Now, you have to understand that in the military, and even in civilian communications, There are four levels of importance of a message: “ROUTINE” is the lowest; “PRIORITY” is something to think about; “IMMEDIATE” is very important, and “FLASH” means you’re about to get your ass kicked.
What the hell? Were we about to be overrun? The gooks about to drop a nuke? I dropped to my knees, got out my message book and pen and awaited the message. The other guys were telling no, they were yelling for me to get up and move on. But, I couldn’t move, write and fight the elephant grass and the hill at the same time.

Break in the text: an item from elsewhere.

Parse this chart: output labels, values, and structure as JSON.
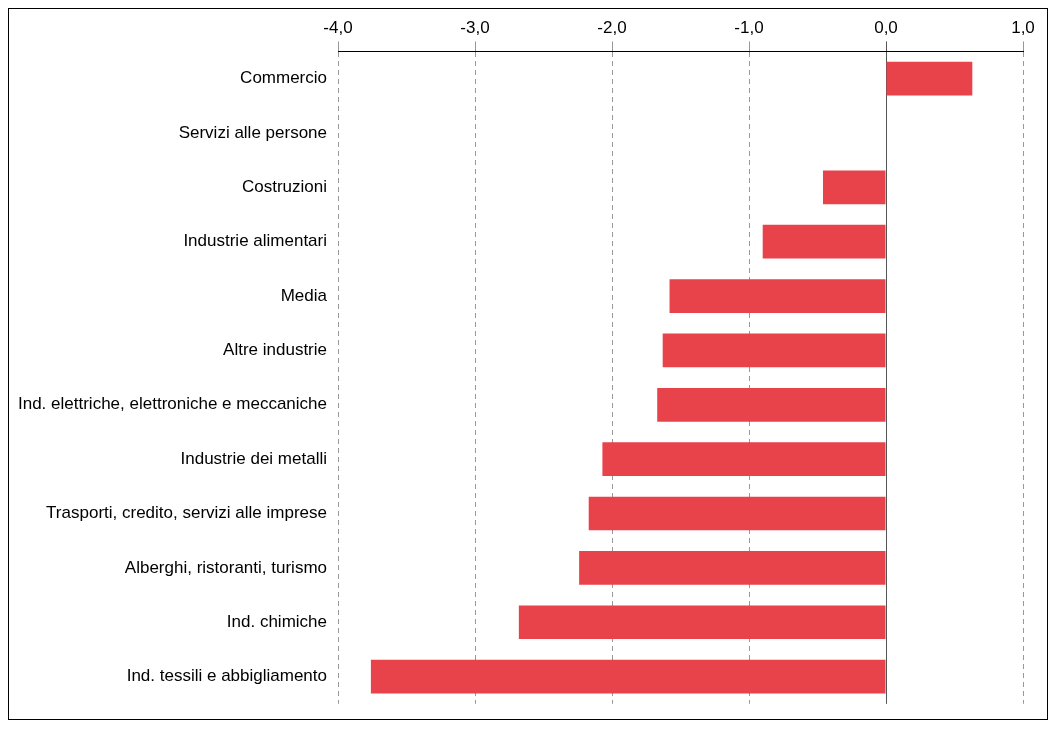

So, I just stopped. Then, I listened through all the administrative bull, the “From” through the “To”, the Date-Time Group and the message’s classification ““ “FLASH”.
Hell. I was about to die, and this clown at Battalion was just stretching things out. I wanted him to get to the point.
The text came through, and I wrote it down. It went something like, “Be advised. Operation Deck House II is now Operation Hastings.” I looked at what I had written down and couldn’t believe it. It was like that kid in the movie, “A Christmas Story” who decoded the Ovaltine message listening to Little Orphan Annie on the radio: “Drink More Ovaltine!”
I was dumbfounded. I was really pissed off. I wanted to get my hands on that Battalion geek and pummel his brains from his head down through his ass.
It was my job to acknowledge receipt of the message first, especially in a timely manner so that Kilo, Lima and Mike could respond in order. And, boy, did I acknowledge it. I called that Battalion bastard every name in the book and insulted his mother. I also told him what we in India Company were up against. I let him know that any idiot who thought about sending such a stupid message with a “FLASH” precedence ought to be force-fed his own cahoochies. I asked him who was the dumb ass that wrote this stupid message.
That’s when I got my answer. It was Connive 6 Actual. The Battalion Commander. Colonel Bronars.
He was very cool and polite. He told me to deliver the message. And, when this operation was over, he would personally help me find a new line of work.
The moral of the story: Don’t kill the messenger.